Technological change has always been at the heart of human progress, and as we all know, business is all about progress. The last few years have seen a massive wave of digitization sweep across entire industries. Still, amidst this wave of disruption, one constant remains – the customer.
“There is only one boss. The customer. And he can fire everyone from the chairman down, simply by spending his money somewhere else.” – Sam Walton, Founder of Wal-Mart
The 2016 Third-Party Logistics (3PL) Study – The State of Logistics Outsourcing, stresses that in order to successfully serve a customer, it is essential to put him/her first in every process. With that goal in mind, it becomes much easier to streamline internal processes to deliver the most value in the shortest time possible.

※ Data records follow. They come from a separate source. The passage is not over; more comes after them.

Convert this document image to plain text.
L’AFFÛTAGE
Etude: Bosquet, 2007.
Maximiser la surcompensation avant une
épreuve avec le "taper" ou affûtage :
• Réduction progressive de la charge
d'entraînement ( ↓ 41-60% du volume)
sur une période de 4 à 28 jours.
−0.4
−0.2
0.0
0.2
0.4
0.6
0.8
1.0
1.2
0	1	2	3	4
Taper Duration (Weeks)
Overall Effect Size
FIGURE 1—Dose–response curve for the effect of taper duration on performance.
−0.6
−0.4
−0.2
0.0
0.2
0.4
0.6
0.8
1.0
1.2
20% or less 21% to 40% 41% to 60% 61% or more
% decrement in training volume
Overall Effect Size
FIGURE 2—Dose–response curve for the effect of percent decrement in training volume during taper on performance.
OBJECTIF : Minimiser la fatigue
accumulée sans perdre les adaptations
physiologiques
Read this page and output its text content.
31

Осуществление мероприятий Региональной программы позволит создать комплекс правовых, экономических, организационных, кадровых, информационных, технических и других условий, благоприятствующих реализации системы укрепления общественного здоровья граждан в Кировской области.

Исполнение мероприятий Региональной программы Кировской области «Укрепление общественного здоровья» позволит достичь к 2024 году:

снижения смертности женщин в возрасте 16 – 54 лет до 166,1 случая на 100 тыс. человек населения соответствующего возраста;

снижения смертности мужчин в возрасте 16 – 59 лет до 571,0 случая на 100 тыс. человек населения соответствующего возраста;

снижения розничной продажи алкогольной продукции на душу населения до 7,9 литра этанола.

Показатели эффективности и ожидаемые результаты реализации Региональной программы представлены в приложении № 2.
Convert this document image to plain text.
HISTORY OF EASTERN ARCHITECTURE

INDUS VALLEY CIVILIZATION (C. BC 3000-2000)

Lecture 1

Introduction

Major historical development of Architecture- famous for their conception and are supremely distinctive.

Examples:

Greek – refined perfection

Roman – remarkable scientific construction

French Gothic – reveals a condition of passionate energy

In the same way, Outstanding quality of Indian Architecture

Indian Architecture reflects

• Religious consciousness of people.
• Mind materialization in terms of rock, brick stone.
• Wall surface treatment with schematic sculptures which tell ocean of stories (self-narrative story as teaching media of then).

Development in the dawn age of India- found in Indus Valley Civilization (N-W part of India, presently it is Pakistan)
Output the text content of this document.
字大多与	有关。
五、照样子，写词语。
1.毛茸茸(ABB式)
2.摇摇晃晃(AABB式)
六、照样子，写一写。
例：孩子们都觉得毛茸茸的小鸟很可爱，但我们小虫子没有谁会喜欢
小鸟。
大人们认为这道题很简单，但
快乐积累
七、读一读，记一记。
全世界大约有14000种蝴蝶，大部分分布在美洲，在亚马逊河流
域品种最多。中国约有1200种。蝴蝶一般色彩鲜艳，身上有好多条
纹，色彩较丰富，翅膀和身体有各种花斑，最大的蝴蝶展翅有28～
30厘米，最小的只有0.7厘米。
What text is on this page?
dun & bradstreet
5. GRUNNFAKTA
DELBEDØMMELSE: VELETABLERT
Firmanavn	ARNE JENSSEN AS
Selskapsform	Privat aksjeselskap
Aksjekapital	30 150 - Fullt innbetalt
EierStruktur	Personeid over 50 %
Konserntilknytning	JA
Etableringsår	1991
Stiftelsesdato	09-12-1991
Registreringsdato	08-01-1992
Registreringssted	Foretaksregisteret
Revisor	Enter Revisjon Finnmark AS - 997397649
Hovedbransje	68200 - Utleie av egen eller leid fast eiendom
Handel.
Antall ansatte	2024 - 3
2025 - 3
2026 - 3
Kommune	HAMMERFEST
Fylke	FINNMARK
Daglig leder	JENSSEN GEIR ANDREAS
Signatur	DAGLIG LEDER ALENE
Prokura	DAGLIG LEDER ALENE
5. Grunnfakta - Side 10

The above study highlights technologies that 3PLs should be investing in to keep up with the increasing demands of customers for faster, better and cheaper. Execution and transactional-based capabilities such as warehouse/distribution center management (WMS), transportation management planning and scheduling (TMS), electronic data interchange (EDI) and visibility via web portals for updates are no longer a “good-to-have” but a “must-have”.
The Fourth Industrial Revolution has arrived.
The dawn of Industry 4.0, will see the next phase in digitization within the manufacturing sector, characterized by the exponential rise in data volumes, computational power and connectivity. This in turn drives high functioning analytics and business-intelligence capabilities; complemented by improvements in the way machines communicate with us. Think augmented reality, holograms and artificial intelligence; assistants that actually work (sorry Siri).
Can we still rely on traditional technology?
Traditional technology solutions were built with the mindset of the old world, a paradigm that has existed since the 1980s but which is rapidly losing currency. Although these solutions are still vital to business functioning, companies need to look outward instead of trying not to rock the boat. In recent years, a new range of technologies have surfaced which will very likely shape our future for better or for worse.
The rapid adoption of Unmanned Aerial Vehicles (UAV) or “drones” as they are more commonly known as is one trend that Industry 4.0 has birthed. Be it Google’s parent Alphabet, Amazon or United Parcel Services (UPS), famous advocators of disruptive technologies have been rushing to develop automated drones for delivery. Amazon recently announced that the Civil Aviation Authority (CAA) in the United Kingdom has given it permission to test the viability of delivery of small parcels in three key areas: operations beyond line of sight, obstacle avoidance and where one person operates multiple autonomous drones. If this trial is successful, drones would be en route to becoming an accepted form of last mile delivery.
One of the last obstacles to drone acceptance would then be whether the end customer enjoys receiving a parcel from a drone instead of a human.
“We want to learn how people feel when they’re receiving a package by air… Technology is shaped and changed as it makes contact with the real world.” – Astro Teller, Captain of Moonshots, Google X
Although drone delivery will not happen tomorrow, it would be wise for solution providers and 3PLs to plan for the future and consider how to incorporate this technology into their existing systems.
2. Bots in, Humans out
The growth of e-Commerce has put extraordinary strain on fulfillment operations. The larger number of smaller orders and returns has increased complexity and warehouse activity levels. Compounding this, customers want their goods and want it now. Thus, warehouses and distribution centers (DCs) are increasingly situated near to urban areas which are more costly and limited in area. Furthermore, labour costs can only increase with young people shunning manual work.
Amazon anticipated this back in 2012 and acquired Kiva Systems, a manufacturer of mobile robotic fulfillment systems, for $775 million. With a valuation multiple of seven times Kiva System’s revenue at that time, there is no clearer indication that the future of warehousing lies in automation.
Automated warehouses serve to reduce the three largest costs of warehousing in the high-cost, low-margin retail industry; labour, time and real estate. Symbotic’s system which is being tested by Wal-mart, Coca Cola and Target, claims to be able to cut labour costs by 80% and operate warehouses that are 25% to 40% smaller with robots able to access any-case at any-time in any-sequence at 25 miles per hour.
This technology has been gaining momentum in retail over the years and is definitely something 3PLs should consider implementing as well.
3. VR vs AR
In comparison, AR is already being deployed in warehouses. Even back in 2011, KiSoft Vision, the visual picking technology by Knapp AG used AR to reduce error rates by as much as 40 percent. Pickers wear a headset which provides vital information including accurate guidance along the shortest distance to the next location. In addition, the integrated camera captures serial and lot ID numbers and performs real-time stock tracking. With both hands free, pickers are better able to handle items.
We need to take a long and hard look at our customers even more so than in the past. Technology advancements have surpassed our expectations and our customer’s demands have only increased as a result. It is crucial to understand the array of solutions out there, and merge the limitless possibilities of technology with the reality of our customer’s needs. In doing so, perhaps we’ll find a balance that pleases the boss.